Cette leçon vaut aussi pour les non Juifs qui s'expriment sur le sujet. Avant de tenir une position sur ce qu'est ou ce que devrait être le judaïsme aujourd'hui, lire Lemler permet d'éviter quelques erreurs grossières. C'est, par les temps qui courent, une économie cognitive non négligeable.
Verdict
À lire pour la rigueur philologique, qui est rare dans les essais grand public sur le judaïsme. À lire pour la position d'auteur, qui combine appartenance à la tradition et distance philosophique sans renoncer à l'une ni à l'autre. À lire en sachant qu'il faut, à côté, lire les textes que Lemler convoque : le Mishneh Torah au moins en extraits, La Religion de la raison de Hermann Cohen, L'Étoile de la rédemption de Rosenzweig. Sans ces lectures parallèles, le livre reste introductif. Avec elles, il devient un guide précieux.
Vingt deux euros quatre vingt dix pour deux cents pages. Le ratio est honnête pour un livre qui demande à être travaillé, pas seulement lu. Albin Michel a fait son métier d'éditeur.
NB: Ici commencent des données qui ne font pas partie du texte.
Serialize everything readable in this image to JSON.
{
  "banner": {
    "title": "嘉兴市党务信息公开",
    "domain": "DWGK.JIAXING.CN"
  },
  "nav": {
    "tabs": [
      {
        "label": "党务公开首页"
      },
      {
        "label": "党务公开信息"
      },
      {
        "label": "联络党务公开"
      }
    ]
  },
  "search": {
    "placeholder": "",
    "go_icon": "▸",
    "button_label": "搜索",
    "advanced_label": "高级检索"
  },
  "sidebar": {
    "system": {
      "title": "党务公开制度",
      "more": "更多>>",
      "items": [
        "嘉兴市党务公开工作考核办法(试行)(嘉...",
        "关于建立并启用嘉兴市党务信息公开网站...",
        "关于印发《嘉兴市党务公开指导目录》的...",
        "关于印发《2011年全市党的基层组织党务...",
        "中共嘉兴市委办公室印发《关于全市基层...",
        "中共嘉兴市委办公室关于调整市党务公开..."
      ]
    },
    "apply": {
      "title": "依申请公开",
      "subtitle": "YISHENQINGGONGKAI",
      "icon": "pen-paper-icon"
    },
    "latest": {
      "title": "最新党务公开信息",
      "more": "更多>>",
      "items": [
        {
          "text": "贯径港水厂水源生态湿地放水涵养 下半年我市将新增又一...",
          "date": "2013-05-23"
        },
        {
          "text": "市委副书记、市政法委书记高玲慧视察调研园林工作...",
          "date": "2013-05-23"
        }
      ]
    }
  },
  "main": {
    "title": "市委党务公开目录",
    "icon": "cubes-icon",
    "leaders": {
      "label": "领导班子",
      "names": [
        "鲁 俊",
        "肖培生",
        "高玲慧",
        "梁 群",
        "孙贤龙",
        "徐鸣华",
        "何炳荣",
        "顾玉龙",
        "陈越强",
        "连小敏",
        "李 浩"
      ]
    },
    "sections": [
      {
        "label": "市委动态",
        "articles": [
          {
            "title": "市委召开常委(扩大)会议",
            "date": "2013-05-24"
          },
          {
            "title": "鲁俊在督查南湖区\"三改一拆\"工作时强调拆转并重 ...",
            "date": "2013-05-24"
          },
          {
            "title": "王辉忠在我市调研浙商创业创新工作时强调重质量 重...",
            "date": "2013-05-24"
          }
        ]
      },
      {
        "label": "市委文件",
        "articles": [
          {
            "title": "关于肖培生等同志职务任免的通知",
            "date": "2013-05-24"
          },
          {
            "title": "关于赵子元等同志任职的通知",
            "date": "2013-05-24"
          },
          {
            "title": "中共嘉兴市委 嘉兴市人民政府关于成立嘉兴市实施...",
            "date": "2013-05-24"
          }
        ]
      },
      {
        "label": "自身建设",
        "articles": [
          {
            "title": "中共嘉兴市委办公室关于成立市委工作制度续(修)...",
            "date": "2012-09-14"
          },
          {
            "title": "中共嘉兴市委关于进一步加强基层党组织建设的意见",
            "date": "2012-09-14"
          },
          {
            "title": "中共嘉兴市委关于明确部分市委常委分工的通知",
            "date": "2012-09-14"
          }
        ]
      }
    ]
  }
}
Sorbonne Université a fait son métier d'université. Cela, en France, en 2026, mérite encore d'être dit.
David Lemler, L'Invention du judaïsme. Comment les Juifs se définissent eux-mêmes, Albin Michel, collection Présences du judaïsme, novembre 2025. 200 pages. 22,90 euros. ISBN 978 2 226 50338 1.
Lu par Zoé de Sagan, qui prend la philologie au sérieux.